Im Frühling dann sah er vor seinem Unterstand etwas Kleinen, Schimmerndes, das aber kein Grashalm zu sein schien. Näher betrachtet glich es einem Baumsprössling, vor allem genau an der Stelle, an der er im Vorjahr die Frucht gepflanzt hatte. Schnell holte er ein paar stärkere Stöcke aus dem Wald und baute einen kleinen Zaun um die kleine Pflanze, damit sie nicht von den Schafen zertrampelt oder abgeweidet würde. Wieder begann er, sie jeden Tag mit dem Wasser aus der nahen Quelle zu gießen. Nach dem fünften Jahr konnte er einen Teil seines Körpers im Schatten des kleinen Baumes legen. Im zehnten Jahr ließ sich die erste Frucht sehen. Als das zwanzigste Jahr vergangen war, kam das kleine Eichhörnchen wieder zu ihm, als er gerade im Schatten des Baumes schlummerte und steckte eine goldene Frucht in seine Tasche. Erst am Abend bemerkte er sie, während er das Essen grillte und es salzen wollte.

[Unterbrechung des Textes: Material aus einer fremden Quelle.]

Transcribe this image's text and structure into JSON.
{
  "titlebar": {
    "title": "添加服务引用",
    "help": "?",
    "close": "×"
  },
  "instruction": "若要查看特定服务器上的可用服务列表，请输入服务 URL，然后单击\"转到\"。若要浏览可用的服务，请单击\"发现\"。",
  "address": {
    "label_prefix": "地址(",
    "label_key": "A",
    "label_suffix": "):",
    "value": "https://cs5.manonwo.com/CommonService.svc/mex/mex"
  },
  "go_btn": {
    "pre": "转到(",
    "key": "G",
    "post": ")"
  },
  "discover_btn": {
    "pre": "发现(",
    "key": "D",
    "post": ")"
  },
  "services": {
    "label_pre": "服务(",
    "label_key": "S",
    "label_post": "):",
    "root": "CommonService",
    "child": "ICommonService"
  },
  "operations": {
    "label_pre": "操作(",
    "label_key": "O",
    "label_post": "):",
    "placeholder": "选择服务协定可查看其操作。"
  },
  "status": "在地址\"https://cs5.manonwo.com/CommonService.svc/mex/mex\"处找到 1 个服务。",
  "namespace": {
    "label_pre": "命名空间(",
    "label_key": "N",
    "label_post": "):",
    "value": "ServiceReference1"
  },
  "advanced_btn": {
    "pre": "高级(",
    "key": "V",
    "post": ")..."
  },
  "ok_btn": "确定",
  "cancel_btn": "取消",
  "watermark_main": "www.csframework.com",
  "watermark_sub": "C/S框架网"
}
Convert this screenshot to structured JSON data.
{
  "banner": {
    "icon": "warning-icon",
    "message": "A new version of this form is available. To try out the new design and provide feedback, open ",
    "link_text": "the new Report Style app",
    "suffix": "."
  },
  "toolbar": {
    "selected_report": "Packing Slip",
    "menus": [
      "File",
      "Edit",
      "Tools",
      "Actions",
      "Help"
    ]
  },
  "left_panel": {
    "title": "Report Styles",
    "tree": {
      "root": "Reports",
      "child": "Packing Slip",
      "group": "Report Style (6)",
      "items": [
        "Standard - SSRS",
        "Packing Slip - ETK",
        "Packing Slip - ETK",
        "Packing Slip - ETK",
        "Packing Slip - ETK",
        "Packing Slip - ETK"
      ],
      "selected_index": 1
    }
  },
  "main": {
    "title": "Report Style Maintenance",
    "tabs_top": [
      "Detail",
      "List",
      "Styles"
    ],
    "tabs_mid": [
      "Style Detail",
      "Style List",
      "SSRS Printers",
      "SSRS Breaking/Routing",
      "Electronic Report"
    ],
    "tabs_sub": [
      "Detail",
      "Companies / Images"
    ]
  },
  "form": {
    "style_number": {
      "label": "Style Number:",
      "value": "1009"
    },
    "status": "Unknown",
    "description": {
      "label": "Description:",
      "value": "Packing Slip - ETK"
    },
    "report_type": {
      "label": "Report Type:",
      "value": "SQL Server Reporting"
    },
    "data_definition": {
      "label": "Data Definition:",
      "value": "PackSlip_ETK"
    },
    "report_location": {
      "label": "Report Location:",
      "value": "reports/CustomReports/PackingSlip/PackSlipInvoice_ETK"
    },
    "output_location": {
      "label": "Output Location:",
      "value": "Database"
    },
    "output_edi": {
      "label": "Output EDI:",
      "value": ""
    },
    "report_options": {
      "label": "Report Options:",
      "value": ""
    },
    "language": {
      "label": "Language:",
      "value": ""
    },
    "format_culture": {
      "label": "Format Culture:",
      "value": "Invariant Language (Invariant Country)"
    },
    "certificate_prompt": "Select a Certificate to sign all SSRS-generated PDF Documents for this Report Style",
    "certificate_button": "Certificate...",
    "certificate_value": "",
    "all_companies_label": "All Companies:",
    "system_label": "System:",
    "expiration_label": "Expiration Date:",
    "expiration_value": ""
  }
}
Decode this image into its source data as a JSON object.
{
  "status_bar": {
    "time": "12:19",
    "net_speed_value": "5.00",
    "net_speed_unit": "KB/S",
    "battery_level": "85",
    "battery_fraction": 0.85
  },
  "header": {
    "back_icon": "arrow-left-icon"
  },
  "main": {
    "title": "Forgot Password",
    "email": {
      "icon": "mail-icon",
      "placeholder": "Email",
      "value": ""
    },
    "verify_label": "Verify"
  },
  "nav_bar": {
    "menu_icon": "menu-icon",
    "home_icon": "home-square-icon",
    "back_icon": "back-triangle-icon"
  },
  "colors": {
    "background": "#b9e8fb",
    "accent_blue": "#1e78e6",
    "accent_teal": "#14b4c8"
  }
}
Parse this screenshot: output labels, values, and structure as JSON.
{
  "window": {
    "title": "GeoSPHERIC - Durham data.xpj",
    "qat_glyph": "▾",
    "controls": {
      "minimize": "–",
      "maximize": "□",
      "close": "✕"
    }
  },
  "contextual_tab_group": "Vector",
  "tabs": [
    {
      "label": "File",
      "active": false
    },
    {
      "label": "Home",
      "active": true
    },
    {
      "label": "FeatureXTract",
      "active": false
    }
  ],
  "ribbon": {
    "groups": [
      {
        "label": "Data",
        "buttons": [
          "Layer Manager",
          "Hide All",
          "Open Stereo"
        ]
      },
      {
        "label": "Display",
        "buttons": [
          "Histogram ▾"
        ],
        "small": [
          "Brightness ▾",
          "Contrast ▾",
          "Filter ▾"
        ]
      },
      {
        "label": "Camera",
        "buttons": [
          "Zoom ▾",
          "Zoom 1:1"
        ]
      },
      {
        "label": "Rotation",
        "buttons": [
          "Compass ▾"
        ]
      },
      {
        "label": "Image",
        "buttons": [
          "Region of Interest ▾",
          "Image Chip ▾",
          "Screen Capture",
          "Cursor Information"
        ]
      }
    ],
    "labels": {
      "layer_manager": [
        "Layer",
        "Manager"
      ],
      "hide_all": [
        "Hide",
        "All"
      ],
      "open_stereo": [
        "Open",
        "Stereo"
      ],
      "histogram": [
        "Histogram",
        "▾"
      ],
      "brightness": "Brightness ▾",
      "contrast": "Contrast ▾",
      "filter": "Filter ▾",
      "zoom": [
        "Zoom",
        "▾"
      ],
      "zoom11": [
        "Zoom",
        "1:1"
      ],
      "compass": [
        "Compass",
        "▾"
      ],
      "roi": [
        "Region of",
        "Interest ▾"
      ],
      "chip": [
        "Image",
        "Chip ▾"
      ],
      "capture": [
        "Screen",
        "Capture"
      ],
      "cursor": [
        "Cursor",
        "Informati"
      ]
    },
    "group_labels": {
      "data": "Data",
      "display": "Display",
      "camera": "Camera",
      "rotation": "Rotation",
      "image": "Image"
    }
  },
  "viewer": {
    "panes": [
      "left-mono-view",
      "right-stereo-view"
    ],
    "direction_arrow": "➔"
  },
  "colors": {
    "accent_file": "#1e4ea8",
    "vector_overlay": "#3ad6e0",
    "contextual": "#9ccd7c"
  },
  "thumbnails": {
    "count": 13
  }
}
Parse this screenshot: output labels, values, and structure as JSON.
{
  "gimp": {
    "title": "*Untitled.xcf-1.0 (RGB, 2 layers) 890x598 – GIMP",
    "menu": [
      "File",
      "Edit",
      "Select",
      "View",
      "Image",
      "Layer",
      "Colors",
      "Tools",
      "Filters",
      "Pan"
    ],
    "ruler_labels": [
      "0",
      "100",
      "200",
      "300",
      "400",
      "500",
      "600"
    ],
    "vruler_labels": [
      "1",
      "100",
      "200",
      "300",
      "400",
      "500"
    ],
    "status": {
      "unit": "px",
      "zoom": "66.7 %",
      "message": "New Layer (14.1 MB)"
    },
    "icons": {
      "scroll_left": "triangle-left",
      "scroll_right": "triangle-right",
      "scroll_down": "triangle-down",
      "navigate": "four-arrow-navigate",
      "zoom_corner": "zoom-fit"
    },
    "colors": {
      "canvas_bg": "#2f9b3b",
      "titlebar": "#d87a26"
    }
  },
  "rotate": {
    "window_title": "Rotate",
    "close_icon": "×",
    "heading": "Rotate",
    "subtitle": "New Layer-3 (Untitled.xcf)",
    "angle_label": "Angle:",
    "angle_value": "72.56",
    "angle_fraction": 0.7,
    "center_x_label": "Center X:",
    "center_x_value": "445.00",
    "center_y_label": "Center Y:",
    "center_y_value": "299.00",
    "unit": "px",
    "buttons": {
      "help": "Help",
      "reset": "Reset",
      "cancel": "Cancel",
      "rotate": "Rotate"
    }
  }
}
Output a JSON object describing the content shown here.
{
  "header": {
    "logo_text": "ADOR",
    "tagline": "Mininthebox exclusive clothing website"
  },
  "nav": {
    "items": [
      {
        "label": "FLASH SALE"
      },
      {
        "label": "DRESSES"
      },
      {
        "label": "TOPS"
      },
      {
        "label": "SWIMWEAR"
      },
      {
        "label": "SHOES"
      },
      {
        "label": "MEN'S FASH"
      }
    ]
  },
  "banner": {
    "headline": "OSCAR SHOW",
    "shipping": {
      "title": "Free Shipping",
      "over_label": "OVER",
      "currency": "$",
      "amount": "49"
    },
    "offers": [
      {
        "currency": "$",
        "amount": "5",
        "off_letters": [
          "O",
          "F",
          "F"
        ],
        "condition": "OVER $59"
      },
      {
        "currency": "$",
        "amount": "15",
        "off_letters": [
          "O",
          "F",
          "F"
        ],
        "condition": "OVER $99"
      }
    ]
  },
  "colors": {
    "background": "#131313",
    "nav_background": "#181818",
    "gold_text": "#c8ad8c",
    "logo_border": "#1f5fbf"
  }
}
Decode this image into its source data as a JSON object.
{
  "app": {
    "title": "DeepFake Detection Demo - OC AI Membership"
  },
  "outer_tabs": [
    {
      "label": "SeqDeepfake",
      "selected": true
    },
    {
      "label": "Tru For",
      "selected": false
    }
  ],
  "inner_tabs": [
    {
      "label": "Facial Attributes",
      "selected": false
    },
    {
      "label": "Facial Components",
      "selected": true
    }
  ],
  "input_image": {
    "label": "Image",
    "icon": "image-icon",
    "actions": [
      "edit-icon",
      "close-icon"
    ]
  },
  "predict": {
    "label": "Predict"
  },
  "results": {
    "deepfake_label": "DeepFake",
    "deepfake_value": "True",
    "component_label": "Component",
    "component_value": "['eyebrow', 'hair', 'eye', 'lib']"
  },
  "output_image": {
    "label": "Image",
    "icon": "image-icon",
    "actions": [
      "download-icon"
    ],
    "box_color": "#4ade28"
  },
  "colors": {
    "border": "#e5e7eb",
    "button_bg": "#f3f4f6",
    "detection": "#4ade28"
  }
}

Er blickte in den Baum hinauf, in dessen Ästen er den kleinen Freund erblickte. Nun hatte er wieder ein! Was sollte er jetzt damit anfangen? Wenn er sie verkaufte, müsste er sein Lebtag nicht mehr arbeiten. Einen warmen Ofen, Suppe, nicht gegrilltes, Kartoffelpüree wie früher zu Hause in seiner Kindheit. Aber würde man ihn nicht fragen, woher das kommt? Wie sollte er das erklären? Tagelang dachte er darüber nach, wollte auch das großzügige Tierchen im Baum fragen, doch dieses ließ sich nicht blicken, sondern ließ ihn mit seinem Problem allein.
Umso mehr er darüber nachdachte, desto mehr kam ihm die Überzeugung, dass er die Frucht entweder einpflanzen oder wegwerfen sollte. Um ein ähnliches Problem für die Zukunft zu vermeiden, warf er sie weg. Wie erstaunt war er, als zwanzig Jahre später ein Eichhörnchen kam, und ihm eine neue Frucht in die Tasche steckte.